Yeni Akit Gazetesinin deneyimli kalemlerinden sevgili dostumuz muhterem Abdurrahman Dilipak’ın “CHP’NİN 4 KAMBURU” başlıklı yazısından bir iki paragraf sizinle paylaşalım.

Başta ifade etmeye çalıştığımız konuları adeta yineliyor.

Ve şöyle diyor;

“CHP’nin sırtındaki en büyük kambur, tek parti dönemi.

Laikçi Kemalistler, Darbeciler, BÇG, ADD, ÇYDD gibi oluşumlar.

2. Grup HDP paralelindeki gruplar, 3. Grup Alevici gruplar.

4. Grup Levanten, Sabatay, Pakradun, gayrimüslim topluluklar ve Masonik yapılar, İslamofobik derin güçler..

Aslında bunlar Osmanlı’dan gelen Tanzimatçı, İttihat Terakki’ci grupların devamı. CHP, bu oyun önemli bir kısmını merkez sağ partilerden aldı. Merkez sağ, artık üniversite mezunlarının üyesi oldukları odalarda bir varlık gösteremiyor. Hatta barolarda bile, en alt limitte kritik eşikte tutunmaya çalışıyor.

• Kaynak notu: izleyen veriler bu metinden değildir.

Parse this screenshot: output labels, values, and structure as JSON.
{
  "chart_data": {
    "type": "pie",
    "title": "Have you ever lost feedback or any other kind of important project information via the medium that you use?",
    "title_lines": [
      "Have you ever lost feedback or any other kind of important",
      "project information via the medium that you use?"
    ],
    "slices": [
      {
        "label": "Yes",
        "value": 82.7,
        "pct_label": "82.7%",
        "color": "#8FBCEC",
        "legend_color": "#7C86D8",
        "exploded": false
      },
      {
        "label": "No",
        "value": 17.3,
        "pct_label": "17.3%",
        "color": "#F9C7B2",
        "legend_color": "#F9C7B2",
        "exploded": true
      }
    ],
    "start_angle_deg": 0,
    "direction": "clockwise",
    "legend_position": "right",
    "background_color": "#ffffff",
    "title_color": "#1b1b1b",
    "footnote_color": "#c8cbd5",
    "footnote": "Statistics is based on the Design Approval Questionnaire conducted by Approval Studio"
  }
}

Aslında mevcut partilerin hiçbiri yeni nesle ümit vermiyor. CHP’nin o darbeci Laikçi Kemalist tabanı hâlâ özgül ağırlığını korumaya çalışsa da giderek yaşlanıyor ve devre dışı kalıyor.

AK Parti dindarlara, CHP laiklere, MHP Milliyetçilere, HDP Kürtlere, İYİ Parti merkez sağa umut vermiyor.”

***

Bakınız, Sevgili Dilipak Hoca, bu ifadelerle Türkiye’deki olup bitenlerin gerçek yüzünü gösteriyor, deşifre ediyor.

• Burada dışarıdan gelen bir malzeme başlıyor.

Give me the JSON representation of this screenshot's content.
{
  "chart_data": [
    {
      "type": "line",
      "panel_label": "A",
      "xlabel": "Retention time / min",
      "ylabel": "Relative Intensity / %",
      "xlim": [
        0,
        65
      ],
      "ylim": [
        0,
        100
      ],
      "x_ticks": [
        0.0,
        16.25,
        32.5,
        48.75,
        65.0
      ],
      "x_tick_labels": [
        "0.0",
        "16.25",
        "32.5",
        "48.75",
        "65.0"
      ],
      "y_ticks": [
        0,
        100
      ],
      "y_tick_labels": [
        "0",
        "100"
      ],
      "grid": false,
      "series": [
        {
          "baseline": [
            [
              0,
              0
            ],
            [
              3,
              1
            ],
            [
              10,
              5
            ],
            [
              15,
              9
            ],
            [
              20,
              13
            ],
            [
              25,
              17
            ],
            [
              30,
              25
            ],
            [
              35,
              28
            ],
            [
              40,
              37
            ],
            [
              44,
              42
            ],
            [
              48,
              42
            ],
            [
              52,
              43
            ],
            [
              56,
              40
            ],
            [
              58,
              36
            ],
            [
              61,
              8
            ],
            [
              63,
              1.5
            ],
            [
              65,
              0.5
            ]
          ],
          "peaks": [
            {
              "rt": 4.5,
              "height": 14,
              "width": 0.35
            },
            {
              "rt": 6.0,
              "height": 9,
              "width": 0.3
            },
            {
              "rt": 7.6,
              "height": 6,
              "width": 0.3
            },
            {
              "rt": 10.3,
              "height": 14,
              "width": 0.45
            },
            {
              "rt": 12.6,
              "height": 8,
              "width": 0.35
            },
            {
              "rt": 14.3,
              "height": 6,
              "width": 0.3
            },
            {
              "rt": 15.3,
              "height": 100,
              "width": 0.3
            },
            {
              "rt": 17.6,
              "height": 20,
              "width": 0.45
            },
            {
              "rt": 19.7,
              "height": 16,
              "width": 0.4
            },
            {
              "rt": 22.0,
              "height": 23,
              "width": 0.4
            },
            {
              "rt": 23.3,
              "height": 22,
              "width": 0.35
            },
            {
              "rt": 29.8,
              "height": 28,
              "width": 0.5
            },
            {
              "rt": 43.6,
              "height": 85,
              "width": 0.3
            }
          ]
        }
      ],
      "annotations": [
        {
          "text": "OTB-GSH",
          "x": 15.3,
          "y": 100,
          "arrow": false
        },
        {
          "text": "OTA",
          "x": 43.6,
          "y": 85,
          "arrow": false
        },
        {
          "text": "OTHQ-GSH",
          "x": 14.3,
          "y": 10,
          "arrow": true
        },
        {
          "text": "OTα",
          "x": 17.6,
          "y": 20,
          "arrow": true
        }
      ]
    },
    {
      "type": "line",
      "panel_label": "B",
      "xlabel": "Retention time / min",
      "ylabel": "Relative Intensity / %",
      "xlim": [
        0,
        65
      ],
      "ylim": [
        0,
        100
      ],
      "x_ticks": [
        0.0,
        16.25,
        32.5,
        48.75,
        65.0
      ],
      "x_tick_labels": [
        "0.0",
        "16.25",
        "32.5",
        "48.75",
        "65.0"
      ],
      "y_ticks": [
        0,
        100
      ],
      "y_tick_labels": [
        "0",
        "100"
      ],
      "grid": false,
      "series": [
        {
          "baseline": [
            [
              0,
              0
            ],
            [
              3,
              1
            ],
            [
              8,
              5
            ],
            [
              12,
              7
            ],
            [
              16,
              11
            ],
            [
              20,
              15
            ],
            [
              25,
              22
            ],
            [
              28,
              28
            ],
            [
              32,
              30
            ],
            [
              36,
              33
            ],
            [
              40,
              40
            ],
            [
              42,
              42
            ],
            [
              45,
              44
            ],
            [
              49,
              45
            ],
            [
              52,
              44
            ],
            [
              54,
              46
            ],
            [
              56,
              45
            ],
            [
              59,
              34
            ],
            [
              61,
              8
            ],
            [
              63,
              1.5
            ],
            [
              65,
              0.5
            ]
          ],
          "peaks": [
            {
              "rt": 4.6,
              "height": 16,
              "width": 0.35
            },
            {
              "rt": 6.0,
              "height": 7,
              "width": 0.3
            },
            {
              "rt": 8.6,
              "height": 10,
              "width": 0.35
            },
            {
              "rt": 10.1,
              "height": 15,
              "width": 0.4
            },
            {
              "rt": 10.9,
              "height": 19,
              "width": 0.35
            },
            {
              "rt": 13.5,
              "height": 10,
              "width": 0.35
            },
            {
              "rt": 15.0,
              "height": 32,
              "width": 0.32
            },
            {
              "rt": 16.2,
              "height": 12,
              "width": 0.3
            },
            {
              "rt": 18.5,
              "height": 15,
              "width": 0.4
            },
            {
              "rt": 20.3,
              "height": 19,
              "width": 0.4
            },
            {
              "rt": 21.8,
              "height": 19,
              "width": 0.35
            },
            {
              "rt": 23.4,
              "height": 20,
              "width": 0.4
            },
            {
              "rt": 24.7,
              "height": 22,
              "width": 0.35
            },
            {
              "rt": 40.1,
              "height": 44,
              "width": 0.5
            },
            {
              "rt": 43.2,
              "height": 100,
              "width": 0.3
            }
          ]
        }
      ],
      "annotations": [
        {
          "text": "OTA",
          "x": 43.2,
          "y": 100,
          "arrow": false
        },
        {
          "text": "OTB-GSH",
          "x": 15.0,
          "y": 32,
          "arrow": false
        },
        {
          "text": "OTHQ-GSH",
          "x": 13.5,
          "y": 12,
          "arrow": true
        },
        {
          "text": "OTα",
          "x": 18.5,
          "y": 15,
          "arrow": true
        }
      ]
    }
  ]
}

Bizim de zaman zaman o minvalde dile getirdiğimiz konular, bunun ifadesidir.

İki gün boyunca “TÜRK SİYASETİ MİLLİ BİR SİYASET MİDİR?!” başlığı altında kaleme aldığımız konular da aynı durumları yansıtıyor.

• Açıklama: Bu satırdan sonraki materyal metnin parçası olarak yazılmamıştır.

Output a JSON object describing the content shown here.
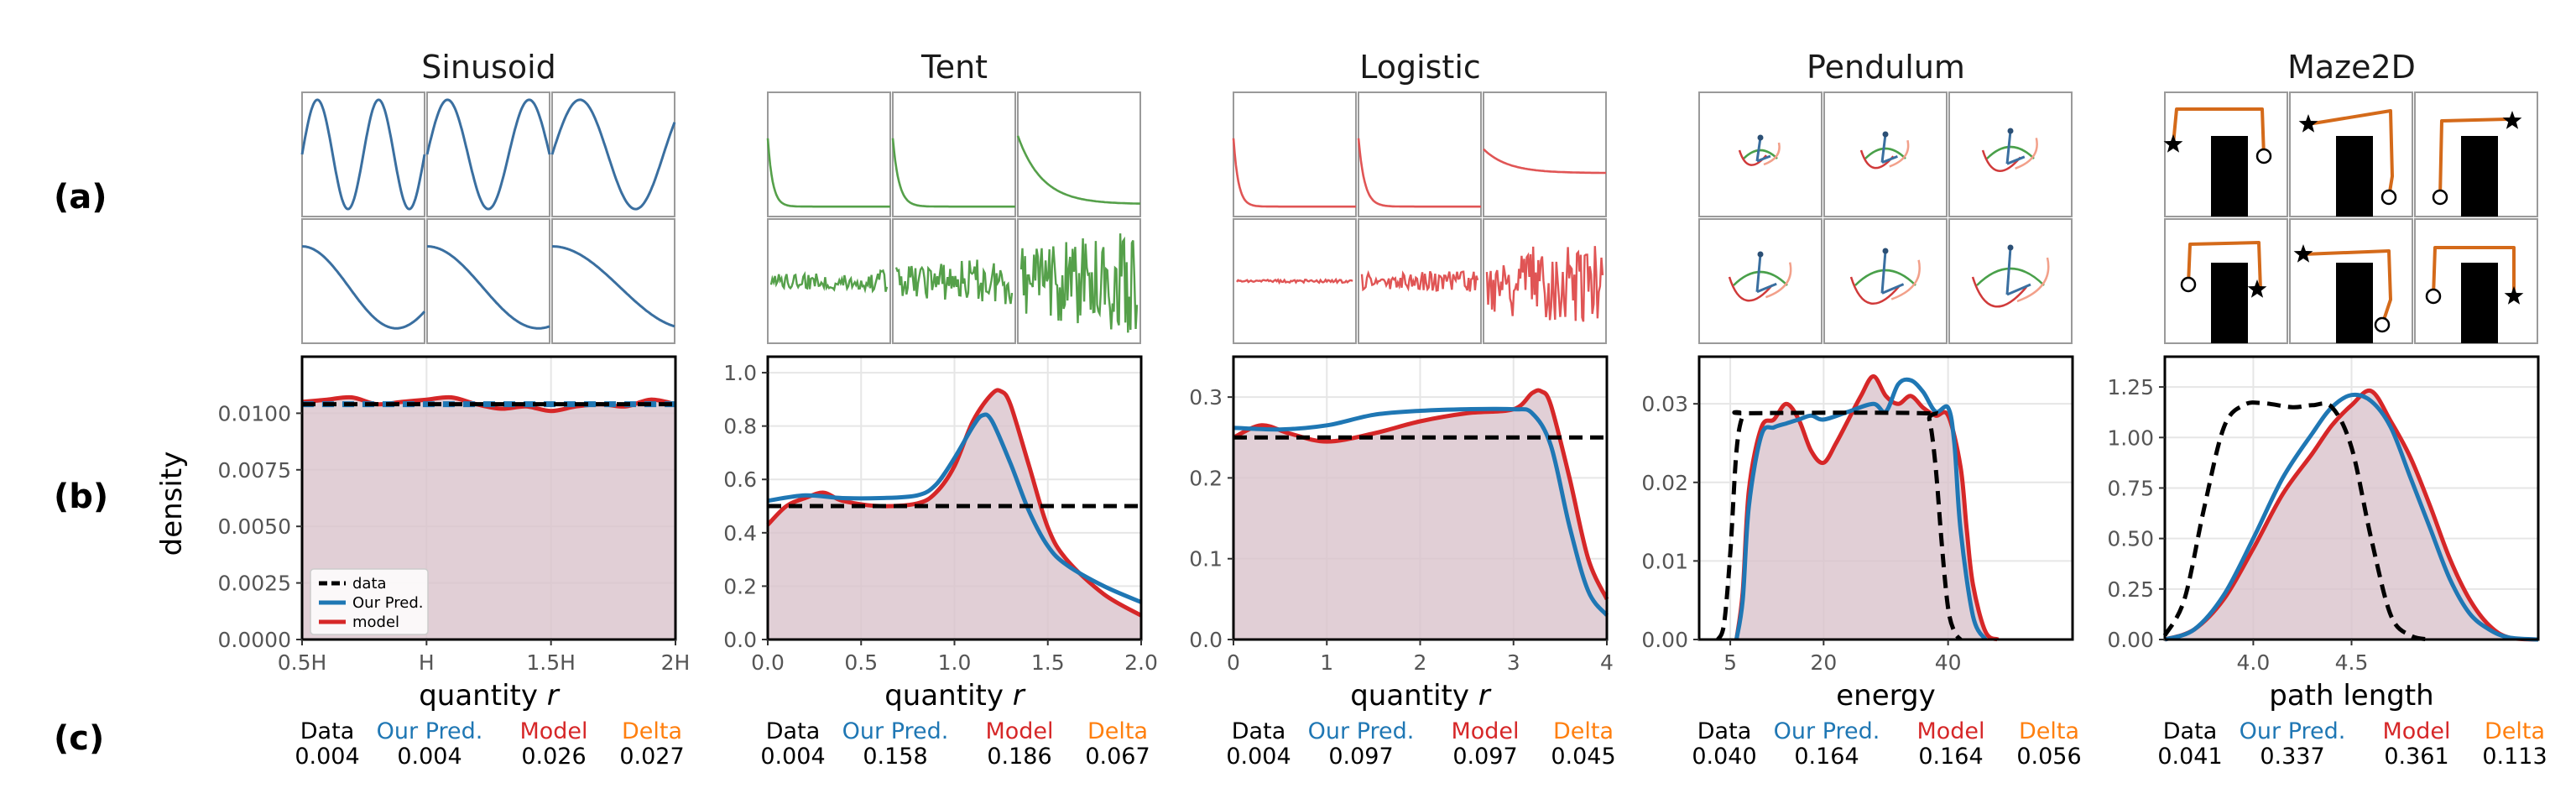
{
  "row_labels": [
    "(a)",
    "(b)",
    "(c)"
  ],
  "ylabel": "density",
  "colors": {
    "data": "#000000",
    "pred": "#1f77b4",
    "model": "#d62728",
    "delta": "#ff7f0e",
    "fill": "#d9c3cc",
    "sin_line": "#3a6fa0",
    "tent_line": "#55a04a",
    "logistic_line": "#e05555",
    "maze_path": "#d46a1a"
  },
  "legend": {
    "items": [
      "data",
      "Our Pred.",
      "model"
    ]
  },
  "stat_labels": [
    "Data",
    "Our Pred.",
    "Model",
    "Delta"
  ],
  "chart_data": [
    {
      "title": "Sinusoid",
      "type": "area",
      "xlabel": "quantity r",
      "xlim": [
        0.5,
        2.0
      ],
      "ylim": [
        0,
        0.0125
      ],
      "xticks": [
        0.5,
        1.0,
        1.5,
        2.0
      ],
      "xticklabels": [
        "0.5H",
        "H",
        "1.5H",
        "2H"
      ],
      "yticks": [
        0,
        0.0025,
        0.005,
        0.0075,
        0.01
      ],
      "yticklabels": [
        "0.0000",
        "0.0025",
        "0.0050",
        "0.0075",
        "0.0100"
      ],
      "series": [
        {
          "name": "data",
          "x": [
            0.5,
            2.0
          ],
          "y": [
            0.0104,
            0.0104
          ]
        },
        {
          "name": "Our Pred.",
          "x": [
            0.5,
            2.0
          ],
          "y": [
            0.0104,
            0.0104
          ]
        },
        {
          "name": "model",
          "x": [
            0.5,
            0.6,
            0.7,
            0.8,
            0.9,
            1.0,
            1.1,
            1.2,
            1.3,
            1.4,
            1.5,
            1.6,
            1.7,
            1.8,
            1.9,
            2.0
          ],
          "y": [
            0.0105,
            0.0106,
            0.0107,
            0.0104,
            0.0105,
            0.0106,
            0.0107,
            0.0104,
            0.0102,
            0.0103,
            0.0101,
            0.0103,
            0.0104,
            0.0103,
            0.0106,
            0.0104
          ]
        }
      ],
      "stats": [
        "0.004",
        "0.004",
        "0.026",
        "0.027"
      ]
    },
    {
      "title": "Tent",
      "type": "area",
      "xlabel": "quantity r",
      "xlim": [
        0,
        2.0
      ],
      "ylim": [
        0,
        1.06
      ],
      "xticks": [
        0,
        0.5,
        1.0,
        1.5,
        2.0
      ],
      "xticklabels": [
        "0.0",
        "0.5",
        "1.0",
        "1.5",
        "2.0"
      ],
      "yticks": [
        0,
        0.2,
        0.4,
        0.6,
        0.8,
        1.0
      ],
      "yticklabels": [
        "0.0",
        "0.2",
        "0.4",
        "0.6",
        "0.8",
        "1.0"
      ],
      "series": [
        {
          "name": "data",
          "x": [
            0,
            2.0
          ],
          "y": [
            0.5,
            0.5
          ]
        },
        {
          "name": "Our Pred.",
          "x": [
            0,
            0.2,
            0.4,
            0.6,
            0.8,
            0.9,
            1.0,
            1.1,
            1.15,
            1.2,
            1.3,
            1.4,
            1.5,
            1.6,
            1.8,
            2.0
          ],
          "y": [
            0.52,
            0.54,
            0.53,
            0.53,
            0.54,
            0.58,
            0.68,
            0.8,
            0.84,
            0.82,
            0.66,
            0.48,
            0.35,
            0.28,
            0.2,
            0.14
          ]
        },
        {
          "name": "model",
          "x": [
            0,
            0.1,
            0.2,
            0.3,
            0.4,
            0.6,
            0.8,
            0.9,
            1.0,
            1.1,
            1.2,
            1.25,
            1.3,
            1.4,
            1.5,
            1.6,
            1.8,
            2.0
          ],
          "y": [
            0.43,
            0.5,
            0.53,
            0.55,
            0.52,
            0.5,
            0.51,
            0.55,
            0.65,
            0.82,
            0.92,
            0.93,
            0.88,
            0.65,
            0.42,
            0.3,
            0.17,
            0.09
          ]
        }
      ],
      "stats": [
        "0.004",
        "0.158",
        "0.186",
        "0.067"
      ]
    },
    {
      "title": "Logistic",
      "type": "area",
      "xlabel": "quantity r",
      "xlim": [
        0,
        4
      ],
      "ylim": [
        0,
        0.35
      ],
      "xticks": [
        0,
        1,
        2,
        3,
        4
      ],
      "xticklabels": [
        "0",
        "1",
        "2",
        "3",
        "4"
      ],
      "yticks": [
        0,
        0.1,
        0.2,
        0.3
      ],
      "yticklabels": [
        "0.0",
        "0.1",
        "0.2",
        "0.3"
      ],
      "series": [
        {
          "name": "data",
          "x": [
            0,
            4
          ],
          "y": [
            0.25,
            0.25
          ]
        },
        {
          "name": "Our Pred.",
          "x": [
            0,
            0.5,
            1.0,
            1.5,
            2.0,
            2.5,
            3.0,
            3.2,
            3.4,
            3.6,
            3.8,
            4.0
          ],
          "y": [
            0.262,
            0.26,
            0.265,
            0.278,
            0.283,
            0.285,
            0.285,
            0.28,
            0.24,
            0.14,
            0.06,
            0.03
          ]
        },
        {
          "name": "model",
          "x": [
            0,
            0.3,
            0.6,
            1.0,
            1.5,
            2.0,
            2.5,
            3.0,
            3.2,
            3.3,
            3.4,
            3.6,
            3.8,
            4.0
          ],
          "y": [
            0.25,
            0.265,
            0.255,
            0.245,
            0.255,
            0.27,
            0.28,
            0.285,
            0.305,
            0.307,
            0.29,
            0.2,
            0.1,
            0.05
          ]
        }
      ],
      "stats": [
        "0.004",
        "0.097",
        "0.097",
        "0.045"
      ]
    },
    {
      "title": "Pendulum",
      "type": "area",
      "xlabel": "energy",
      "xlim": [
        0,
        60
      ],
      "ylim": [
        0,
        0.036
      ],
      "xticks": [
        5,
        20,
        40
      ],
      "xticklabels": [
        "5",
        "20",
        "40"
      ],
      "yticks": [
        0,
        0.01,
        0.02,
        0.03
      ],
      "yticklabels": [
        "0.00",
        "0.01",
        "0.02",
        "0.03"
      ],
      "series": [
        {
          "name": "data",
          "x": [
            3,
            4,
            5,
            6,
            7,
            8,
            36,
            37,
            38,
            39,
            40,
            41,
            42
          ],
          "y": [
            0,
            0.002,
            0.011,
            0.024,
            0.0285,
            0.0288,
            0.0288,
            0.028,
            0.022,
            0.012,
            0.004,
            0.001,
            0
          ]
        },
        {
          "name": "Our Pred.",
          "x": [
            6,
            7,
            8,
            10,
            12,
            14,
            16,
            18,
            20,
            24,
            28,
            30,
            32,
            34,
            36,
            38,
            40,
            41,
            42,
            44,
            46
          ],
          "y": [
            0,
            0.005,
            0.017,
            0.026,
            0.027,
            0.0275,
            0.028,
            0.0285,
            0.028,
            0.029,
            0.03,
            0.029,
            0.0325,
            0.033,
            0.0315,
            0.029,
            0.0295,
            0.025,
            0.014,
            0.003,
            0
          ]
        },
        {
          "name": "model",
          "x": [
            6,
            7,
            8,
            10,
            12,
            14,
            16,
            18,
            20,
            22,
            24,
            26,
            28,
            30,
            32,
            34,
            36,
            38,
            40,
            42,
            43,
            44,
            46,
            48
          ],
          "y": [
            0,
            0.006,
            0.019,
            0.027,
            0.028,
            0.03,
            0.028,
            0.024,
            0.0225,
            0.025,
            0.028,
            0.031,
            0.0335,
            0.031,
            0.03,
            0.031,
            0.0295,
            0.0285,
            0.0285,
            0.022,
            0.014,
            0.007,
            0.001,
            0
          ]
        }
      ],
      "stats": [
        "0.040",
        "0.164",
        "0.164",
        "0.056"
      ]
    },
    {
      "title": "Maze2D",
      "type": "area",
      "xlabel": "path length",
      "xlim": [
        3.55,
        5.45
      ],
      "ylim": [
        0,
        1.4
      ],
      "xticks": [
        4.0,
        4.5
      ],
      "xticklabels": [
        "4.0",
        "4.5"
      ],
      "yticks": [
        0,
        0.25,
        0.5,
        0.75,
        1.0,
        1.25
      ],
      "yticklabels": [
        "0.00",
        "0.25",
        "0.50",
        "0.75",
        "1.00",
        "1.25"
      ],
      "series": [
        {
          "name": "data",
          "x": [
            3.55,
            3.65,
            3.75,
            3.85,
            3.95,
            4.05,
            4.2,
            4.3,
            4.4,
            4.5,
            4.6,
            4.7,
            4.8,
            4.9
          ],
          "y": [
            0.02,
            0.2,
            0.65,
            1.05,
            1.16,
            1.17,
            1.15,
            1.16,
            1.15,
            0.95,
            0.5,
            0.12,
            0.02,
            0
          ]
        },
        {
          "name": "Our Pred.",
          "x": [
            3.55,
            3.7,
            3.85,
            4.0,
            4.15,
            4.3,
            4.4,
            4.5,
            4.6,
            4.7,
            4.8,
            4.9,
            5.0,
            5.1,
            5.2,
            5.3,
            5.45
          ],
          "y": [
            0,
            0.05,
            0.22,
            0.5,
            0.8,
            1.02,
            1.15,
            1.21,
            1.18,
            1.05,
            0.8,
            0.55,
            0.3,
            0.13,
            0.05,
            0.01,
            0
          ]
        },
        {
          "name": "model",
          "x": [
            3.55,
            3.7,
            3.85,
            4.0,
            4.15,
            4.3,
            4.4,
            4.5,
            4.6,
            4.7,
            4.8,
            4.9,
            5.0,
            5.1,
            5.2,
            5.3,
            5.45
          ],
          "y": [
            0,
            0.05,
            0.2,
            0.45,
            0.72,
            0.92,
            1.06,
            1.16,
            1.23,
            1.08,
            0.9,
            0.66,
            0.4,
            0.2,
            0.07,
            0.01,
            0
          ]
        }
      ],
      "stats": [
        "0.041",
        "0.337",
        "0.361",
        "0.113"
      ]
    }
  ]
}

Dilipak’ın dediği gibi; CHP’nin 4 kamburunun varlığı, Tanzimat dönemiyle İttihat Terakki Partisinin varlığıyla Türkiye bu duruma gelmiştir.

Mevcut bu siyaset, bize göre yalnız CHP’nin siyaseti değil.

Zaten CHP’nin siyaseti artık tefessuh etmiş ve çürümüşlüğü ortadadır.

Yamalı bohçalarla kendini yamalayan bu parti anlayışı, memlekete zarardan başka bir şey veremediği gibi bundan sonra da aynı şekilde devam edecektir diye düşünüyoruz.

Peki, diğer sağ partiler ne yapıyor?!

Ve halkın onlara bakış noktası nedir?!…

Ne yazık ki, AK Parti dindar kesime artık güven vermiyor.

Zira AK Partiyi AK Parti yapan ve büyüten, 20 yıl boyunca hep iktidarda tutan bu halk, artık AK Parti’de de aradığını bulamıyor..

Çünkü AK Partiyi kuran takım, dağıldı.

O takım bir daha tez be tez bir araya gelmez, istese de gelemez.

Zira hakem tarafından gösterilen kırmızı kart artık o insanları tamamıyla siyaset meydanından hükmen ve fiilen uzaklaştırmıştır.

Hem şahsiyetlerini, hem kimliklerini, hem de misyonlarını.

AK Parti o kuruluş misyonunu bugün taşımamaktadır.

Her gün biraz daha liberalleşme, MHP’leşme ve hatta Doğu Perinçek’le nerdeyse iç içe çalışma halini yaşıyor…

AK Parti gerçek kimliğini kaybetmiş durumda…

Ki herkes bunu söylüyor artık.

AK Parti de diğer partiler gibi acaba bir proje miydi veyahut bir proje olmaya mı evrildi?!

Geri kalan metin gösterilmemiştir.